If successful, it would become the world’s tallest 3D-printed structure.
Chinese engineers will take the ideas of a research paper and turn it into the world’s largest 3D-printed project. Within two years, officials behind this project want to fully automate the unmanned construction of a 180-metre-tall dam on the Tibetan Plateau to build the Yangqu hydropower plant—completely with robots.
The paper, published last month in the Journal of Tsinghua University (Science and Technology), laid out the plans for the dam, as first reported in the South China Morning Post.
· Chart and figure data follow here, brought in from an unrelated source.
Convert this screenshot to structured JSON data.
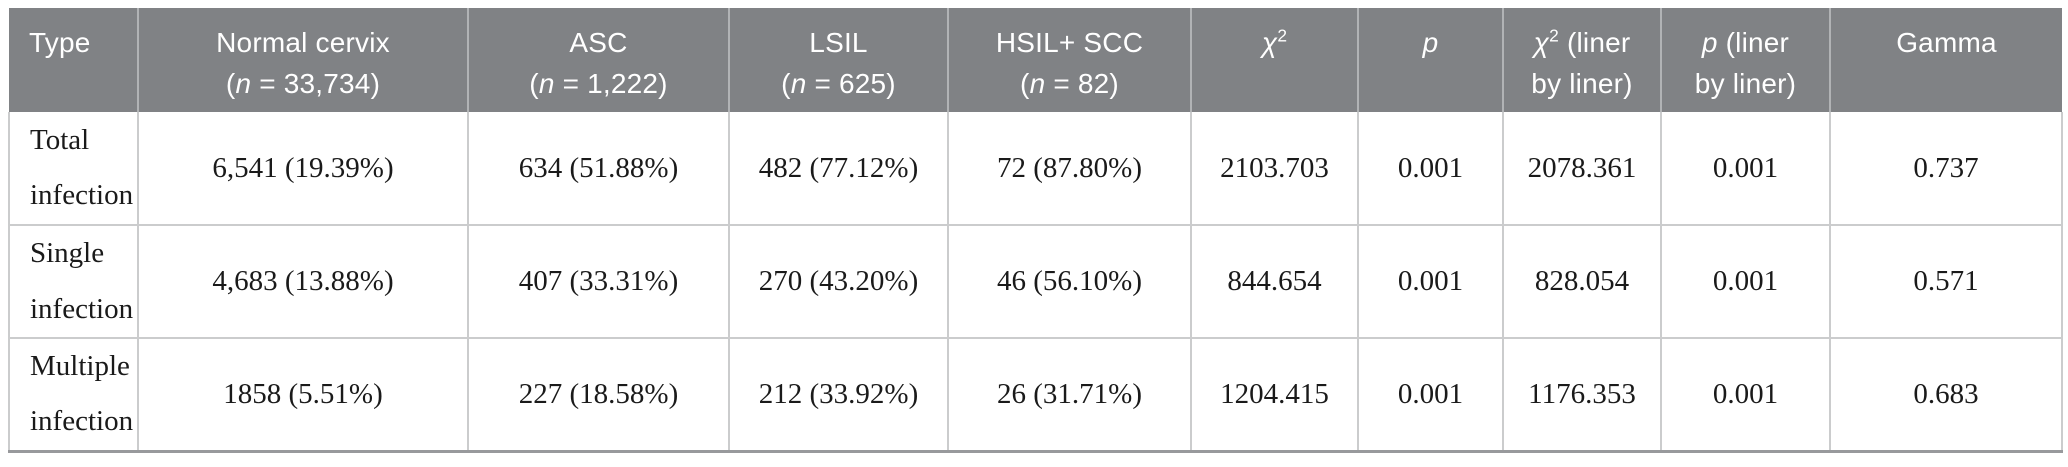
{
  "colors": {
    "header_background": "#808285",
    "header_text": "#ffffff",
    "body_text": "#1a1a1a",
    "grid_line": "#cbcccd",
    "header_divider": "#b1b3b5",
    "bottom_border": "#98999c"
  },
  "table": {
    "columns": [
      {
        "id": "type",
        "label": "Type"
      },
      {
        "id": "normal-cervix",
        "label": "Normal cervix\n(*n* = 33,734)"
      },
      {
        "id": "asc",
        "label": "ASC\n(*n* = 1,222)"
      },
      {
        "id": "lsil",
        "label": "LSIL\n(*n* = 625)"
      },
      {
        "id": "hsil-scc",
        "label": "HSIL+ SCC\n(*n* = 82)"
      },
      {
        "id": "chi-square",
        "label": "*χ*^2^"
      },
      {
        "id": "p",
        "label": "*p*"
      },
      {
        "id": "chi-square-liner",
        "label": "*χ*^2^ (liner\nby liner)"
      },
      {
        "id": "p-liner",
        "label": "*p* (liner\nby liner)"
      },
      {
        "id": "gamma",
        "label": "Gamma"
      }
    ],
    "rows": [
      {
        "cells": [
          "Total infection",
          "6,541 (19.39%)",
          "634 (51.88%)",
          "482 (77.12%)",
          "72 (87.80%)",
          "2103.703",
          "0.001",
          "2078.361",
          "0.001",
          "0.737"
        ]
      },
      {
        "cells": [
          "Single infection",
          "4,683 (13.88%)",
          "407 (33.31%)",
          "270 (43.20%)",
          "46 (56.10%)",
          "844.654",
          "0.001",
          "828.054",
          "0.001",
          "0.571"
        ]
      },
      {
        "cells": [
          "Multiple infection",
          "1858 (5.51%)",
          "227 (18.58%)",
          "212 (33.92%)",
          "26 (31.71%)",
          "1204.415",
          "0.001",
          "1176.353",
          "0.001",
          "0.683"
        ]
      }
    ]
  }
}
Researchers from the State Key Laboratory of Hydroscience and Engineering at Tsinghua University in Beijing explain the backbone of automation for the planned Yellow River dam that will eventually offer nearly five billion kilowatt-hours of electricity annually. (It’s worth noting that China’s Three Gorges Dam—a hydroelectric gravity dam spanning the Yangtze River, pictured above—is the world’s largest power station in terms of energy output.)
But it’s hard to tell what’s more ambitious: the fact that the researchers plan to turn a dam site into effectively a massive 3D-printing project, or that through every step of the process the project eliminates human workers as they go fully robotic.
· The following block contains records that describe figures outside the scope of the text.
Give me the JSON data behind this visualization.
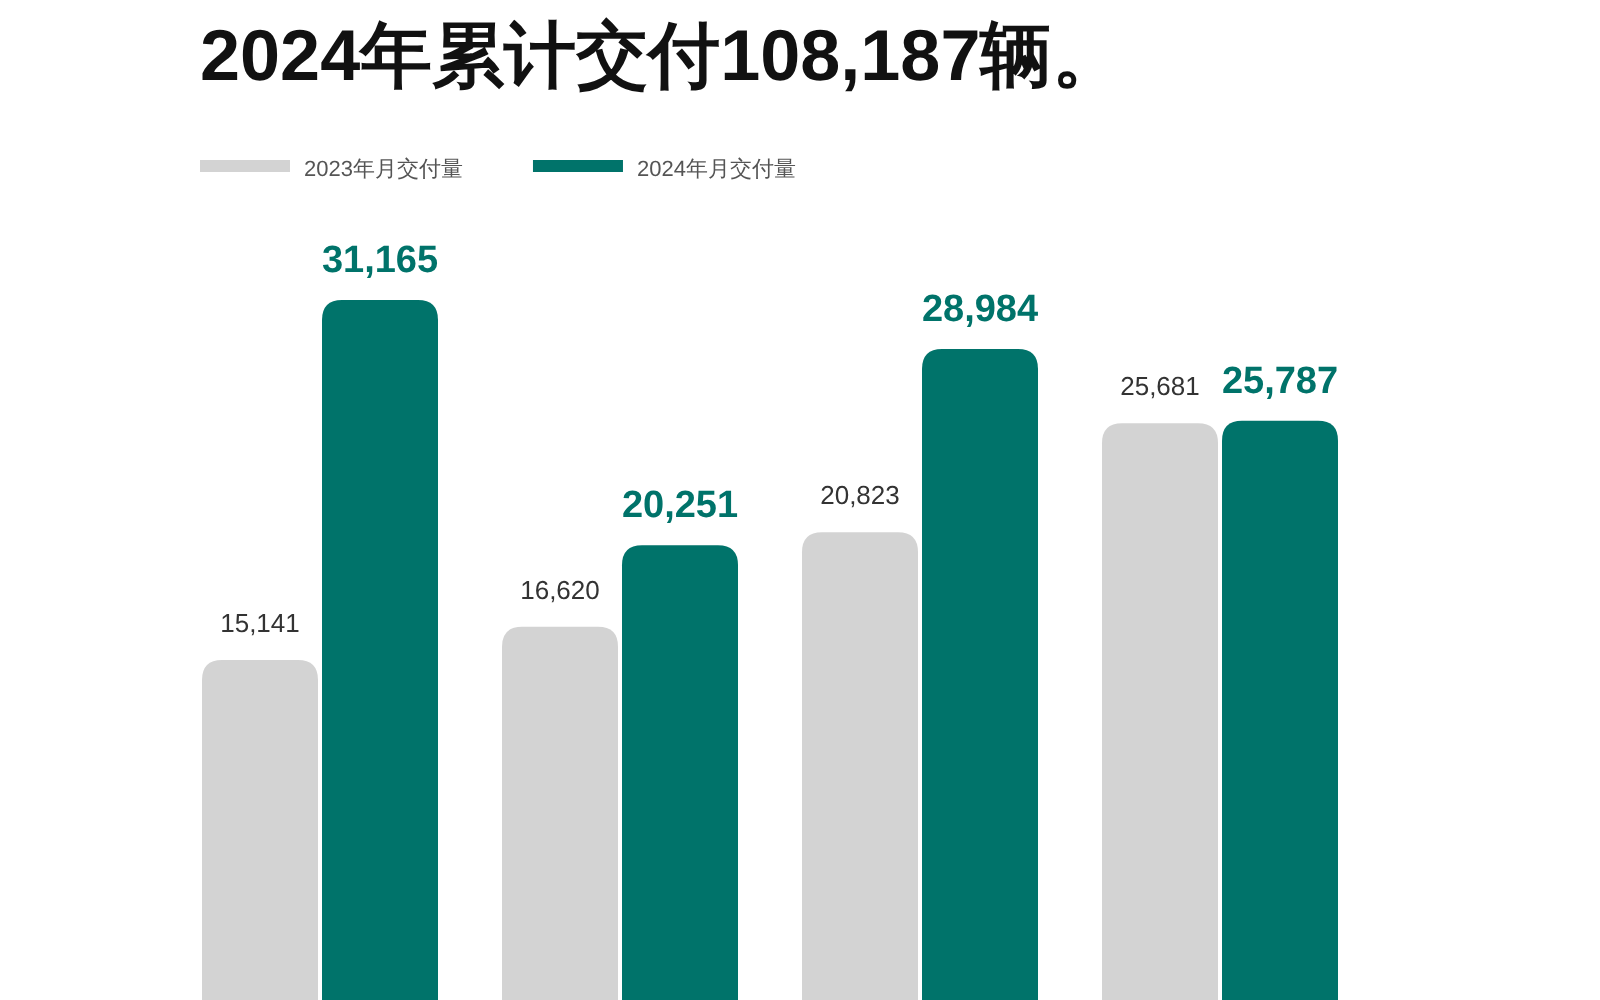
{
  "chart_data": {
    "type": "bar",
    "title": "2024年累计交付108,187辆。",
    "categories": [
      null,
      null,
      null,
      null
    ],
    "series": [
      {
        "name": "2023年月交付量",
        "color": "#d3d3d3",
        "values": [
          15141,
          16620,
          20823,
          25681
        ],
        "value_labels": [
          "15,141",
          "16,620",
          "20,823",
          "25,681"
        ]
      },
      {
        "name": "2024年月交付量",
        "color": "#00736a",
        "values": [
          31165,
          20251,
          28984,
          25787
        ],
        "value_labels": [
          "31,165",
          "20,251",
          "28,984",
          "25,787"
        ]
      }
    ],
    "legend": "top left",
    "grid": false
  }
}
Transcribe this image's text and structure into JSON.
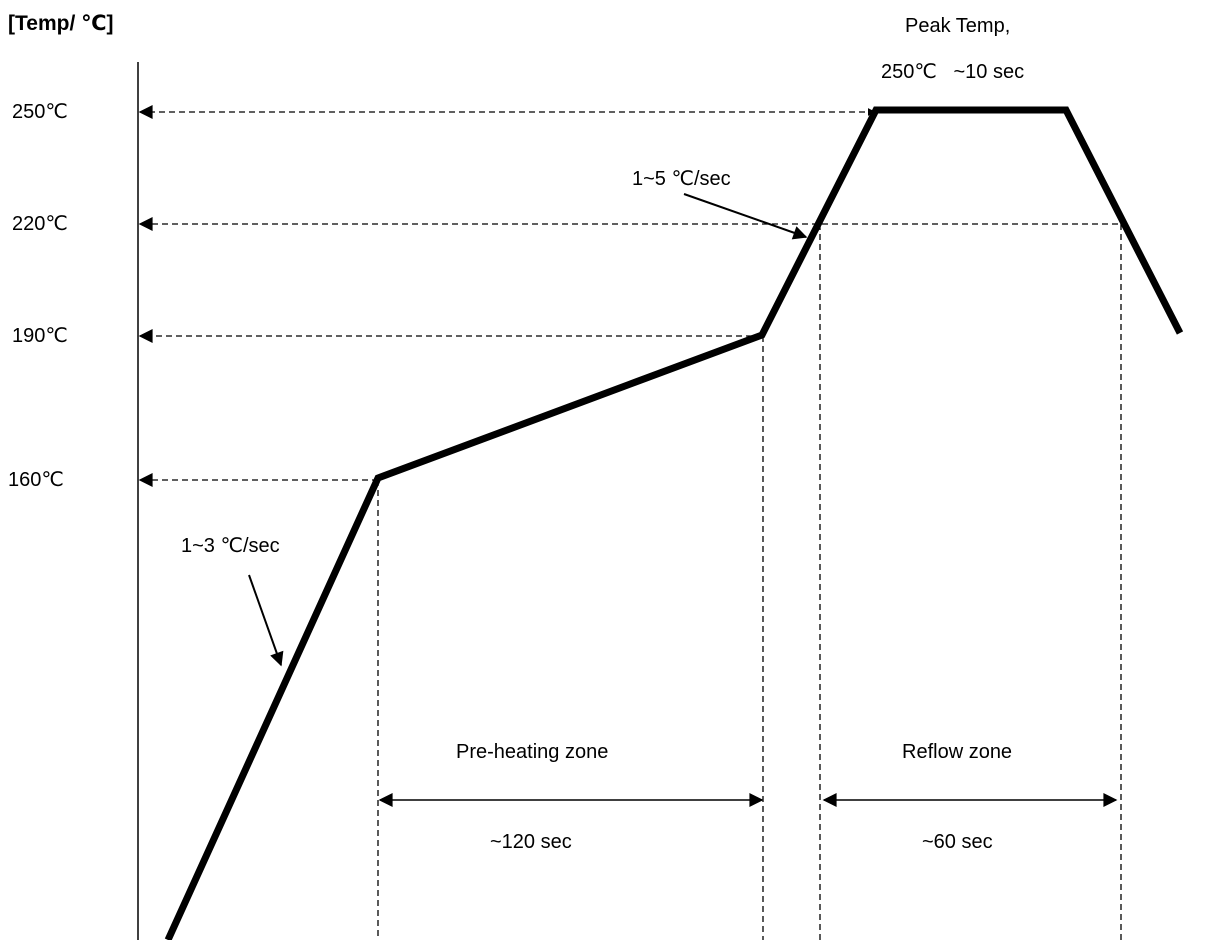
{
  "axis_title": "[Temp/ ℃]",
  "temperature_levels": [
    {
      "label": "250℃",
      "value": 250
    },
    {
      "label": "220℃",
      "value": 220
    },
    {
      "label": "190℃",
      "value": 190
    },
    {
      "label": "160℃",
      "value": 160
    }
  ],
  "annotations": {
    "peak_title": "Peak Temp,",
    "peak_detail": "250℃   ~10 sec",
    "ramp_up_rate": "1~3 ℃/sec",
    "ramp_reflow_rate": "1~5 ℃/sec"
  },
  "zones": {
    "preheat_label": "Pre-heating zone",
    "preheat_duration": "~120 sec",
    "reflow_label": "Reflow zone",
    "reflow_duration": "~60 sec"
  },
  "colors": {
    "line": "#000000",
    "background": "#ffffff"
  }
}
In the dam-“printing” process, machinery will deliver construction materials to the worksite—the exact location needed, eliminating human error, they say—and then unmanned bulldozers, pavers, and rollers will form the dam layer by layer. Sensors on the rollers will keep the artificial intelligence (AI) system informed about the firmness and stability of each of the 3D-printed layers until it reaches 180 metres in height.
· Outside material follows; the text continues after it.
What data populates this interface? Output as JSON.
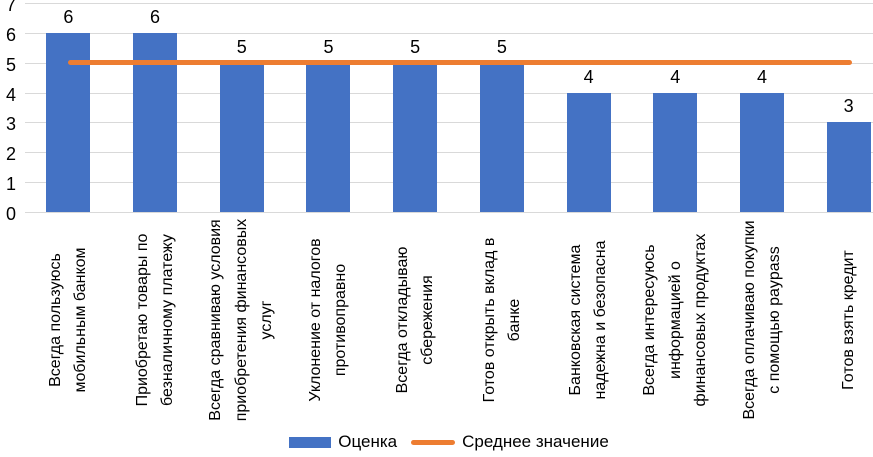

With the largest existing 3D-printed structures rising about 6 metres tall—from houses in China to an office building in Dubai—the exploration of 3D-printed projects continues to expand. Already we’ve seen a 500-metre-long retention wall in China, housing and office buildings across the globe, and now the U.S. Army has plans for barracks at Fort Bliss in Texas.
Liu Tianyun, the paper’s lead author, says that the central AI system keeps the robotic assembly line humming and the 3D printing on task at the Chinese dam site, while also eliminating human safety concerns and removing human error from the process. This could ensure the efficient delivery of materials and the precision needed to keep each layer of the dam in line and on the level.
With an already expanding array of 3D-printed projects the world over, if China can pull off this feat in two years, led by an AI system controlling a fleet of robots, that may open the future possibilities of AI-controlled 3D-printed construction projects.